Just create a modified mean.default. First look at mean.default:
mean.default
Then modify it to accept a new argument:
mean.default <-
function (x, trim = 0, na.rm = FALSE, ..., side="both")
{
if (!is.numeric(x) && !is.complex(x) && !is.logical(x)) {
warning("argument is not numeric or logical: returning NA")
return(NA_real_)
}
if (na.rm)
x <- x[!is.na(x)]
if (!is.numeric(trim) || length(trim) != 1L)
stop("'trim' must be numeric of length one")
n <- length(x)
if (trim > 0 && n) {
if (is.complex(x))
stop("trimmed means are not defined for complex data")
if (any(is.na(x)))
return(NA_real_)
if (trim >= 0.5)
return(stats::median(x, na.rm = FALSE))
lo <- if( side=="both" || side=="right" ){ floor(n * trim) + 1 }else{1}
hi <- if( side=="both" || side=="left" ){ n + 1 - (floor(n * trim) + 1 ) }else{ n}
x <- sort.int(x, partial = unique(c(lo, hi)))[lo:hi]
cat(c(length(x), lo , hi) )
}
.Internal(mean(x))
}
I don't know of a function. Something like the following would trim off the upper tail of the distribution before taking the mean.
upper.trim.mean <- function(x,trim) {
x <- sort(x)
mean(x[1:floor(length(x)*(1-trim))])
}
This should account for either side, or both sides for trimming.

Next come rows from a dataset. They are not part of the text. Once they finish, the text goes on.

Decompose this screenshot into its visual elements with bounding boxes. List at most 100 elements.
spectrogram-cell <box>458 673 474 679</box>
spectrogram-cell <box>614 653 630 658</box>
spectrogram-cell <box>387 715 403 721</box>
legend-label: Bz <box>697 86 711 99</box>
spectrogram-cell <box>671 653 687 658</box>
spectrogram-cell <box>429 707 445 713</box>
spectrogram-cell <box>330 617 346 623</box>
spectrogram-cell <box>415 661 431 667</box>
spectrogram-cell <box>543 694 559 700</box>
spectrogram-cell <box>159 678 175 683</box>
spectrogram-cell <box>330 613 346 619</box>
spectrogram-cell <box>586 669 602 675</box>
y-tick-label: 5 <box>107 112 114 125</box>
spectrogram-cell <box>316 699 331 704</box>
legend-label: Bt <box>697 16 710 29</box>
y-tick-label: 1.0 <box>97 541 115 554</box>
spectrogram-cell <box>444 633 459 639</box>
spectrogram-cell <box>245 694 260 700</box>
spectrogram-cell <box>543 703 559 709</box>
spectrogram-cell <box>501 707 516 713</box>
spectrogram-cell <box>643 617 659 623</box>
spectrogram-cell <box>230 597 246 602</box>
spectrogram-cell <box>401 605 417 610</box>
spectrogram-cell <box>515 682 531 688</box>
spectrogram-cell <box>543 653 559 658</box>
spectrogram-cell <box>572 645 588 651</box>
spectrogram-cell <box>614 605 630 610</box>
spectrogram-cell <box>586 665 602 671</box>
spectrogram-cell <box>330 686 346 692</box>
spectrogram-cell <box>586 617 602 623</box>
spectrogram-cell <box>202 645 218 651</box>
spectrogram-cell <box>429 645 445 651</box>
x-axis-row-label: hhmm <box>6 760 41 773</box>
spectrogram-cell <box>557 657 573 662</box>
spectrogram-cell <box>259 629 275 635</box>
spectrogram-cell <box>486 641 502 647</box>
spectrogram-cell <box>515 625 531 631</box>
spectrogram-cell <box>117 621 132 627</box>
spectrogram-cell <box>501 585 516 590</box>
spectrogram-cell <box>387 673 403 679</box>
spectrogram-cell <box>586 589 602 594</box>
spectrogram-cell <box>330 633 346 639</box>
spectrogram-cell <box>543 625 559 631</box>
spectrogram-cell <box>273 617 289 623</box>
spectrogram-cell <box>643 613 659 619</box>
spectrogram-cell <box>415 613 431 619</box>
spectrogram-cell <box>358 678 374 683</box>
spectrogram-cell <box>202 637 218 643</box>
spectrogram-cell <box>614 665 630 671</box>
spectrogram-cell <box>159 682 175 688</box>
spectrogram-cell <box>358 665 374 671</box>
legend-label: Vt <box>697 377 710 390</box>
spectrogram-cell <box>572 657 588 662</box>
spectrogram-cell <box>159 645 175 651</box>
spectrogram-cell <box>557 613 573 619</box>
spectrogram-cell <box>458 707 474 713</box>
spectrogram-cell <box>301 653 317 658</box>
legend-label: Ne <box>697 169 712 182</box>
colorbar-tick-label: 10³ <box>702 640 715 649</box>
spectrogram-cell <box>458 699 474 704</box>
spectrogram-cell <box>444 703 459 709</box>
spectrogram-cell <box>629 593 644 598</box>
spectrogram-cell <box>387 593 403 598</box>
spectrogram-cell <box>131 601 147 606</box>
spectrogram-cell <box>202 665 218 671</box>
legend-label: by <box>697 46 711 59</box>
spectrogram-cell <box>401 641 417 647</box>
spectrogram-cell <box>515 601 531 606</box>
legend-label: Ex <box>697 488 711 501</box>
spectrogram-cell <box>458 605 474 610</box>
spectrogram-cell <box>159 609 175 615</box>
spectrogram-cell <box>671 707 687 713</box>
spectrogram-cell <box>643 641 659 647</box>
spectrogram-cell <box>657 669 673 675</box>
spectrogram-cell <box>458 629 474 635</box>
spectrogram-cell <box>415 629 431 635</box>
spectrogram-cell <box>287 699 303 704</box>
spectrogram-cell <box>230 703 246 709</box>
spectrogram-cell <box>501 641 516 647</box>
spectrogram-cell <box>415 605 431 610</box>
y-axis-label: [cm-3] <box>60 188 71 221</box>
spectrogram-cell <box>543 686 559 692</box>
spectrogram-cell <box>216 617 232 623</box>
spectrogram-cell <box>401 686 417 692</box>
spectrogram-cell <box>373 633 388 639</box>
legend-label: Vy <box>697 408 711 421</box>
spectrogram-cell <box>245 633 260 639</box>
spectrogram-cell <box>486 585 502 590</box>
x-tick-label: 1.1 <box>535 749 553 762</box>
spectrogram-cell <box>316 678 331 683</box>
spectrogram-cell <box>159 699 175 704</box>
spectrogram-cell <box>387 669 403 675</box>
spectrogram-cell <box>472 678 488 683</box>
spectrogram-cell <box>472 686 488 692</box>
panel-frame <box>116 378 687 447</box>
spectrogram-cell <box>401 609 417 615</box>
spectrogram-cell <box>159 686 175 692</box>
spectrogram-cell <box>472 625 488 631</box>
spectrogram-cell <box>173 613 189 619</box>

trim.side.mean <- function(x, trim, type="both"){
if (type == "both") {
mean(x,trim)}
else if (type == "right") {
x <- sort(x)
mean(x[1:floor(length(x)*(1-trim))])}
else if (type == "left"){
x <- sort(x)
mean(x[max(1,floor(length(x)*trim)):length(x)])}}
one.sided.trim.mean <- function(x, trim, upper=T) {
if(upper) trim = 1-trim
data <- mean(x[x<quantile(x, trim)])
}
I found that all the answers posted do not match when checked manually. So I created one of my own. Its long but simple enough to understand
get_trim <- function(x,trim,type)
{
x <- sort(x)
ans<-0
if (type=="both")
{
for (i in (trim+1):(length(x)-trim))
{
ans=ans+x[i];
}
print(ans/(length(x)-(2*trim)))
}
else if(type=="left")
{
for (i in (trim+1):(length(x)))
{
ans=ans+x[i];
}
print(ans/(length(x)-trim))
}
else if (type=="right")
{
for (i in 1:(length(x)-trim))
{
ans=ans+x[i];
}
print(ans/(length(x)-trim))
}
}